Wie funktioniert eigentlich die „Wahrheitsfindung“?
Der überwiegende Teil des Strafprozesses findet in sogenannten Tatsacheninstanzen statt, wo eben Tatsachen festgestellt, also Beweise erhoben werden. zustellen. Zuschauer mögen es dann besonders, wenn Verteidiger „den Zeugen grillen“. Dazu müssen sie allerdings erst einmal warten, bis Gericht und StA den Sachverhalt durch eigene Befragung festgeklopft haben. Ganz am Ende der Fragerunde dürfen sie dann mit viel Aufwand herasuarbeiten, dass der Zeuge sich in manchen Punkten nicht absolut sicher ist, sondern nur etwa zur Hälfte. Als ob das dann noch jemanden interessierte.
Mir fehlt die Geduld für dieses Grillen, ich möchte vorher wissen, was Sache ist. Darum befrage ich Zeugen meistens lange vor dem Gerichtstermin, was bei den Staatsjuristen als anrüchig gilt, aber nicht verboten ist. Warum also nicht? Zudem: Staatsanwaltschaft und Gericht haben die Polizei als Helfer, sie können Zeugen durch die Polizei befragen lassen. Der Verteidiger kann das nicht, zur Durchsetzung der Waffengleichheit muss er es daher selbst tun. Anwaltliche Erhebungen (dazu auch => hier) sind für eine erfolgreiche Verteidigung unerlässlich. Strafverteidigung erwächst aus dem Wissensvorsprung.
Im Strafprozess gibt es Zeugen der Anklage, Zeugen der Verteidigung und neutrale, also zufällig vorbeigekommene Zeugen. Die erste Gruppe mauert, die letzte liefert nur, was schon in der Akte steht. Bleiben die Entlastungszeugen, die ich praktischerweise – Zeit ist Geld – an einem Tisch zusammentrommele. Du wirst, geneigter Leser, kaum glauben, wie kontrovers Aussagen sein können. Meist endet so ein Gespräch mit heftigsten Diskussionen darüber, wer jetzt wann genau was gemacht hat. Weil die Zeugen in einer eher informellen Befragung freier bekunden, sich Zweifel erlauben, andere Aussagen mit der eigenen abgleichen, die Absolutheit eigener Erinnerung freimütig hinterfragen.

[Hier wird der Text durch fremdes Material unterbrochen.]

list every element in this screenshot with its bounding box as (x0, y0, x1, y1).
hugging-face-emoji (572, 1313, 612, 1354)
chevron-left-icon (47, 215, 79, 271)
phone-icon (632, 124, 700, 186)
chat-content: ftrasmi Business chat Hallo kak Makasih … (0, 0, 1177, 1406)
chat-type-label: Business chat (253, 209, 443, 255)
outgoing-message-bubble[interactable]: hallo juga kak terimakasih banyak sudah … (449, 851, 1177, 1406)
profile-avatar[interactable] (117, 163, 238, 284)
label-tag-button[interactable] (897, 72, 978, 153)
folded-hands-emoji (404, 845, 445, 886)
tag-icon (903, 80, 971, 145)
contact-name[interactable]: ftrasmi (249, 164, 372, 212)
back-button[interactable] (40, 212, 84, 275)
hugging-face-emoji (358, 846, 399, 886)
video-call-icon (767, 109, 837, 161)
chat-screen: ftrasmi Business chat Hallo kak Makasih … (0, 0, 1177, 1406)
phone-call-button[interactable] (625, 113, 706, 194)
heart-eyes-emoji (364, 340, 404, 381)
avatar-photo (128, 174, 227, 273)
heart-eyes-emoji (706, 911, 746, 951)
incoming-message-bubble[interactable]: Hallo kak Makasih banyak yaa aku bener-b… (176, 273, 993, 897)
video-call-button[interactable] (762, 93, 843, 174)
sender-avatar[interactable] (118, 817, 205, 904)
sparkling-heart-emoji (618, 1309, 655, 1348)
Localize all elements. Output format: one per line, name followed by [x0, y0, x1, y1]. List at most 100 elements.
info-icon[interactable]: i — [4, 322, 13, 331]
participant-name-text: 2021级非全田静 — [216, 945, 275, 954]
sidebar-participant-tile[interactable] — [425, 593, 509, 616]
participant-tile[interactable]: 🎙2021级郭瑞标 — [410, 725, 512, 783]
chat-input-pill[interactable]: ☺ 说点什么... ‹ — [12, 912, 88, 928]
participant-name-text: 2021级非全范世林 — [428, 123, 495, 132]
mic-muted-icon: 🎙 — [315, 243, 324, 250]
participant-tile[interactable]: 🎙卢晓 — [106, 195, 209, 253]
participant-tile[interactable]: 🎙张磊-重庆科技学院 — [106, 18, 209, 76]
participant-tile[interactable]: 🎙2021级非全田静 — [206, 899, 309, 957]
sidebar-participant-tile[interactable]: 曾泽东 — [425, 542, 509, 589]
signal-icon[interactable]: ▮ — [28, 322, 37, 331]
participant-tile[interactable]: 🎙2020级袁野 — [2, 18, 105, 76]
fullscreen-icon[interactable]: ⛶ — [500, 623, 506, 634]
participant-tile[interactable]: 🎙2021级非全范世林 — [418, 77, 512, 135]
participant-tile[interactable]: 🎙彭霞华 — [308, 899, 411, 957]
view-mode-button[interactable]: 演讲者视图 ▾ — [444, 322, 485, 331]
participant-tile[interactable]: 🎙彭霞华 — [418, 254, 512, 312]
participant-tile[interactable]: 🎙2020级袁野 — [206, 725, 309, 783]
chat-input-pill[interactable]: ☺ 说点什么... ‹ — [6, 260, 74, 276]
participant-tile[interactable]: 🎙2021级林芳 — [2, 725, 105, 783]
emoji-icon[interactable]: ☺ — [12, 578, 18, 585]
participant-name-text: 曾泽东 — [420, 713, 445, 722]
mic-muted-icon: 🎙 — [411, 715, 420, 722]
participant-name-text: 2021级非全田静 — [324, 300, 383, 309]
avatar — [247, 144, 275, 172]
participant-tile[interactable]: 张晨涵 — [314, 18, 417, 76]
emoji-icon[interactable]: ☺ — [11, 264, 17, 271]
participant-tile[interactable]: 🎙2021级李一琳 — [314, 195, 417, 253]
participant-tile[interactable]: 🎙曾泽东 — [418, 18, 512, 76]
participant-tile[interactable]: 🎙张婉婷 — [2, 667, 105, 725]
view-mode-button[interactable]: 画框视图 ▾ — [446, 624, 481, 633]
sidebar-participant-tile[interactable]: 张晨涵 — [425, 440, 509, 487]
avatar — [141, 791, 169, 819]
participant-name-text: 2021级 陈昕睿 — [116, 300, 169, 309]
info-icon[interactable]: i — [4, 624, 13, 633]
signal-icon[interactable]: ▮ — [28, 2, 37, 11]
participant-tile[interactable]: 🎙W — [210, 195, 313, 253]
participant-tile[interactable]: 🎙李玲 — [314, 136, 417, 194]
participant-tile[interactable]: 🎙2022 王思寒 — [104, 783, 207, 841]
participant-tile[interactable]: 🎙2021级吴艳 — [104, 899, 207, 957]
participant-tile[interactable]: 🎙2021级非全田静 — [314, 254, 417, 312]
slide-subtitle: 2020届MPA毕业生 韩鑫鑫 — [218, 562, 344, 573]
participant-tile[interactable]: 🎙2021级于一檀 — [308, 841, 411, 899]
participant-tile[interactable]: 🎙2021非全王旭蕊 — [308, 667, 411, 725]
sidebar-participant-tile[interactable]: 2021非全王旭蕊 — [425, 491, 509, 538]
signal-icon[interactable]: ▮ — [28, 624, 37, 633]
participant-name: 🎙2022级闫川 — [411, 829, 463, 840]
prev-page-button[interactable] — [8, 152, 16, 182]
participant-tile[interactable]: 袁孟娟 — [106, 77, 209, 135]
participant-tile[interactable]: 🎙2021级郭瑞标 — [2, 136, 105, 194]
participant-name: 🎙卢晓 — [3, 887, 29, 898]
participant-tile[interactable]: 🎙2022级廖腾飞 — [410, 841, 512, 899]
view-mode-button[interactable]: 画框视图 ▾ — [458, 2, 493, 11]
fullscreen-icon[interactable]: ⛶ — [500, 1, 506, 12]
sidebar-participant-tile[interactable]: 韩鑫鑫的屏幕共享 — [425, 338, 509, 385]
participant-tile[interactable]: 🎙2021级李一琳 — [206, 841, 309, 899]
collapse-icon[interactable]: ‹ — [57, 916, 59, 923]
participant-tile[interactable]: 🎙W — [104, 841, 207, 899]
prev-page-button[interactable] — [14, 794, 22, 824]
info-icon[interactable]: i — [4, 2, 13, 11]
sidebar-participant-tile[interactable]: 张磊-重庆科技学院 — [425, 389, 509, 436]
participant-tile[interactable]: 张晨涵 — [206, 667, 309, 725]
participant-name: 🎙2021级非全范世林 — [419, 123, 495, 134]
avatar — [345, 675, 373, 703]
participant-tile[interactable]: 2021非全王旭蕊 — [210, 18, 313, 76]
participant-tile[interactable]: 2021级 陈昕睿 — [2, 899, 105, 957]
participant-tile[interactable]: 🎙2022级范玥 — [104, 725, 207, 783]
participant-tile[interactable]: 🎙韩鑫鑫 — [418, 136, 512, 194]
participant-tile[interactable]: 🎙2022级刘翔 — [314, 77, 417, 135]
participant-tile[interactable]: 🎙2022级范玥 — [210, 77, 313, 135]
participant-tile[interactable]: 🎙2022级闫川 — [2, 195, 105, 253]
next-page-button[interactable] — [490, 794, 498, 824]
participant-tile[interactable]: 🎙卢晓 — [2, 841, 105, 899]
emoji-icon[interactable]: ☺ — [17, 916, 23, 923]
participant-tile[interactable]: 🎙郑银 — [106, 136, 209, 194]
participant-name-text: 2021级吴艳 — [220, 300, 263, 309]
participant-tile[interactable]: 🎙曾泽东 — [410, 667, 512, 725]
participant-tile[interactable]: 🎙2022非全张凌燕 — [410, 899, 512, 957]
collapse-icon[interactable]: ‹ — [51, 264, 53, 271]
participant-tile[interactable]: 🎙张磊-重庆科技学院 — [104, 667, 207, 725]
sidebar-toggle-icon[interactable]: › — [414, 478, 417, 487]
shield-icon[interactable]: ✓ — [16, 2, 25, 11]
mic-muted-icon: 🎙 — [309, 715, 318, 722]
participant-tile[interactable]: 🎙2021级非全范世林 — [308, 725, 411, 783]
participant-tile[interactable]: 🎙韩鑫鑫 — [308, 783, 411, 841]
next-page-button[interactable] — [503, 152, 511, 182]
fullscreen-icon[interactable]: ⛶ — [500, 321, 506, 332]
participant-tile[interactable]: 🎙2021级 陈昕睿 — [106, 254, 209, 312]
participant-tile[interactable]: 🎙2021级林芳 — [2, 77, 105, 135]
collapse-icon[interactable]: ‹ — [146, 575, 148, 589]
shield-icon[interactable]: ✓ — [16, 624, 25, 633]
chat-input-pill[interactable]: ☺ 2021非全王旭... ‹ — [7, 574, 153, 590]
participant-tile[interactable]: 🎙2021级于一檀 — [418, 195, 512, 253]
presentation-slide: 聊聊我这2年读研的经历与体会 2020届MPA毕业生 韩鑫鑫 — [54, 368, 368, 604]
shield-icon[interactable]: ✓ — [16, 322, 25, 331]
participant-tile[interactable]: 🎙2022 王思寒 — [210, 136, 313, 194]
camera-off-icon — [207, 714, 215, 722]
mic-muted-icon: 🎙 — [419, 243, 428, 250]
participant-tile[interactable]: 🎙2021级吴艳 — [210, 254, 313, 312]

In der Hauptverhandlung spulen sie dann nur ihren Text ab, liefern knapp, was Gericht und StA erfragen – mehr nicht. Es sind dann völlig andere Zeugen, eher Marionetten als Menschen. Ich gehe davon aus, dass dies bei den Zeugen der Anklage nicht anders ist.
Die Justiz nennt dies, also das Aufrufen von Zeugen einer nach dem anderen, Wahrheitsfindung, ich erachte es als suboptimal. Denn die Wahrheit erschließt sich nicht durch die Formalien der StPO. Viel effektiver wäre es, alle Zeugen gemeinsam darüber diskutieren zu lassen, was sich zugetragen hat.
Aber dann wäre der dubium pro reo zu offensichtlich.